Credit: Thomas Richter
Switzerland has become the latest country to boost sustainability reporting requirements, announcing 2024 as the timeline for major companies to publicly report on climate issues. The requirements, which impact public companies, banks, and insurance companies with 500 or more employees, with more than CHF 20 million in total assets or CHF 40 million in turnover, will apply to the 2023 fiscal year.
With increasing numbers of countries pressing for improved reporting, the question becomes, will it make a difference as we work towards 2030 and net-zero goals?
What Gets Measured Gets Done
The Swiss reporting model will leverage the Taskforce on Climate-related Financial Disclosures (TCFD) aligned disclosures. Created in 2015, the TCFD published their recommendations in June 2017, launching pilot projects for banks, investors, and insurers globally thereafter, with almost 100 global participants taking part. The pilot projects resulted in numerous tools, frameworks, and guides, supporting participating institutions, and the wider global financial industry to better manage and disclose climate risks.
Now in phase three of their work, the TCFD pilots have proven the taskforce’s ability to balance comparability and alignment while acknowledging the unique challenges faced by different regions.
“It’s encouraging to see more and more countries embracing the TCFD recommendations,” notes Jose Maria Ortiz, Palladium Managing Director.
“Governments, businesses and investors need to work together towards a more sustainable future and embracing reporting tools such the one
Switzerland is implementing is a very relevant step – probably not enough for what the world needs, but a clear step in the right direction,” he adds.
With Transparency Comes Conversation
Alliances formed in support of the United Nations Race to Zero campaign, including those in banking, insurance, and global asset owners (institutional investors), not only support improved transparency but also drive the worldwide conversation on sustainability more broadly.

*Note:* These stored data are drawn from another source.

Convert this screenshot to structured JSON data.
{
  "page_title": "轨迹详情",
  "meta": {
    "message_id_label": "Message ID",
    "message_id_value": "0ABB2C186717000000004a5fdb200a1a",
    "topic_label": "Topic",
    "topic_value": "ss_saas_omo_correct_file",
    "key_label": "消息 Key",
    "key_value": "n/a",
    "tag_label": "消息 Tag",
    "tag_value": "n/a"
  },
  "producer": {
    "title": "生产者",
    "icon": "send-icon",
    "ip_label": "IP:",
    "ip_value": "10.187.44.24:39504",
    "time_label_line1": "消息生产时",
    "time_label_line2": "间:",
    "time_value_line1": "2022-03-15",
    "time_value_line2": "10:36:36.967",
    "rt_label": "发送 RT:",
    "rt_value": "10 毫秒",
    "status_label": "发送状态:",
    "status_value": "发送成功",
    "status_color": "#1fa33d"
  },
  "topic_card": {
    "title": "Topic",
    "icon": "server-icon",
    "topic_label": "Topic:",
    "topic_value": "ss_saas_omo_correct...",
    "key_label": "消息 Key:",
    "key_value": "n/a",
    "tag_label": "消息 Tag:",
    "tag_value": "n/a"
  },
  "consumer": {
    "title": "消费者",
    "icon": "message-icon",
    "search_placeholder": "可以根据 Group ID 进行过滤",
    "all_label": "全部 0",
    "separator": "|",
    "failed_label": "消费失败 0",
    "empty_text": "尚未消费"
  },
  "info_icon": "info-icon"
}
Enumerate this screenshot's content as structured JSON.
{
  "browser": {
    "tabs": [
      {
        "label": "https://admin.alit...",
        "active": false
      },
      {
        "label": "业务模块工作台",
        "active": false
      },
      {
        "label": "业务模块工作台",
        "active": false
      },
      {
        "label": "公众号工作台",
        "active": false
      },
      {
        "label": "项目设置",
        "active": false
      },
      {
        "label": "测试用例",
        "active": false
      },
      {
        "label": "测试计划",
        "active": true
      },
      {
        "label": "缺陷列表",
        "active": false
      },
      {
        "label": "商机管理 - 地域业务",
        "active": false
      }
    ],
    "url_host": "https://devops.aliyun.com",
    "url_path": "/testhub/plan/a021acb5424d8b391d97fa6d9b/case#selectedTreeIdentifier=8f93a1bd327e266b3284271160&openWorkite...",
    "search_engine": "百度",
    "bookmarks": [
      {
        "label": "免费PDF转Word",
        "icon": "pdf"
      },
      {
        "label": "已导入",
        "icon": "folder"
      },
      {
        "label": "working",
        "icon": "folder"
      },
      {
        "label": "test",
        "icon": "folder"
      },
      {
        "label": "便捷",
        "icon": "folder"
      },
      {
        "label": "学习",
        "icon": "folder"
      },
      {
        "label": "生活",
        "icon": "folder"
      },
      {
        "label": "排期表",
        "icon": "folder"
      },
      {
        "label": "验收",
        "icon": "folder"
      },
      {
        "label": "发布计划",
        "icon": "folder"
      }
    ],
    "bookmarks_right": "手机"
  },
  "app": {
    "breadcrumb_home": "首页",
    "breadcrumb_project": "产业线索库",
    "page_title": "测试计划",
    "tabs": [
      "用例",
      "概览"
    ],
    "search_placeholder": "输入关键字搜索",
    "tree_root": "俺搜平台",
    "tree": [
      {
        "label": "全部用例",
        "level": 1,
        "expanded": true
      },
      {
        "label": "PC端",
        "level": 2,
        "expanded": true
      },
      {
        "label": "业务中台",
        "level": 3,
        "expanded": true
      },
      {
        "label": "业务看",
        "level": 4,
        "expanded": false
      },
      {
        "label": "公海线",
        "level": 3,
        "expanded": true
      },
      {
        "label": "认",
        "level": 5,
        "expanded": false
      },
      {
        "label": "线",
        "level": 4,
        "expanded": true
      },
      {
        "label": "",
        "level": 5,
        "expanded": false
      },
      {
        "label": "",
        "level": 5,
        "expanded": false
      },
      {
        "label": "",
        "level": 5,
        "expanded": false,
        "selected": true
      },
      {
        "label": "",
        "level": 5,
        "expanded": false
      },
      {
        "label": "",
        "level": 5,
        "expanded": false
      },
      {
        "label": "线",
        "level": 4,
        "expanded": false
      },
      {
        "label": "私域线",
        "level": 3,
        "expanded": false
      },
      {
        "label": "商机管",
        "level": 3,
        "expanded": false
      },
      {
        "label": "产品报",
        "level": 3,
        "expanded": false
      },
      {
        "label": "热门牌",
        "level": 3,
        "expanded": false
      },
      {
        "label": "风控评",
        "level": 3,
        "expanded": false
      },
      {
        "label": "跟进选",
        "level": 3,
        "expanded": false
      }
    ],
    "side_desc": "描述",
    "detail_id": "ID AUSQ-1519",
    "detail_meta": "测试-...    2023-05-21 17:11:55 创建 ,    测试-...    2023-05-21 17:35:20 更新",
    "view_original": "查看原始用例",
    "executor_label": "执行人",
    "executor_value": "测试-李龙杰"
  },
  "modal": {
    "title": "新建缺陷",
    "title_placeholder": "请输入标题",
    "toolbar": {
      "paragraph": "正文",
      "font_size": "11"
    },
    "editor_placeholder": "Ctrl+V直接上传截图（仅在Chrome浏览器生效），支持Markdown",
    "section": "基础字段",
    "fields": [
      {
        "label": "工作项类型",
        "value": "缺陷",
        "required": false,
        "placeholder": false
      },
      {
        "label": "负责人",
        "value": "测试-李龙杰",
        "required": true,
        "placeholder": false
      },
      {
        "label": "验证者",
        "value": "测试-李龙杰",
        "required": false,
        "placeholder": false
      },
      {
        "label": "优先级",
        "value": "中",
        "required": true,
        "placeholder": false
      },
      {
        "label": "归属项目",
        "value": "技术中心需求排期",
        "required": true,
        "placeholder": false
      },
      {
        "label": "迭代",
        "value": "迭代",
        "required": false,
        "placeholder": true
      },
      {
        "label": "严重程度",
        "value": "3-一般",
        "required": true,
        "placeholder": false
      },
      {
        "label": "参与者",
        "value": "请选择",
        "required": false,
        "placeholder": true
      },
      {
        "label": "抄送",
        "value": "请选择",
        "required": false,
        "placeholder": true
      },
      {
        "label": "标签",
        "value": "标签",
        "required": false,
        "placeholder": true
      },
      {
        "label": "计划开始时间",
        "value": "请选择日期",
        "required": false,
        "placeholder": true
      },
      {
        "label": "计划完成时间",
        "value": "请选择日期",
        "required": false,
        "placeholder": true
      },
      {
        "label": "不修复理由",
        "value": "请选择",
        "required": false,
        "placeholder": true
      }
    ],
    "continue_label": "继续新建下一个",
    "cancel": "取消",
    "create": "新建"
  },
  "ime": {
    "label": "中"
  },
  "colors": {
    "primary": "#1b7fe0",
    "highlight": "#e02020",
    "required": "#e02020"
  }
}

When global companies report on progress, the media, and more importantly, consumers, take note. Increasingly consumer opinions, their personal values, attitudes, and preferences, are reportedly driving purchasing behaviour – and with that in mind, corporations simply must take note.
So, aside from the old adage that what gets measured gets done, it serves to reason that the reporting on the measurement itself further perpetuates the need for improvement.
But, as Ortiz adds, it’s not enough. “Reporting is just a drop in the ocean of what is needed to address climate change. A good drop but it’s certainly not sufficient.”
Is There Any Other Way?
Leading economists have pointed to climate change as the greatest market failure in human history. With wide-ranging, and potentially catastrophic implications, disrupting social well-being, economic development, and the financial stability of current and future generations – is there any choice but to commit to reporting, and continuous improvement?
The UN reports that conservative estimates see persistent climate change leading to global losses of between 5 and 20 percent of global gross domestic product each year, every year.
As such, the status quo simply won’t do. The future demands new thinking, new approaches, and new solutions. To get there, we must come together and align around solutions for building and transitioning towards more resilient and sustainable economies.
As Oritz notes, reporting requirements are necessary but will need to work in tandem with sustainable strategies. “Leveraging research-based strategies, building global partnerships and implementing programs that have a lasting social and financial impact is needed, however more decided regulation and enforcement from governments and regulators will also be needed to ensure impact is sustainable.”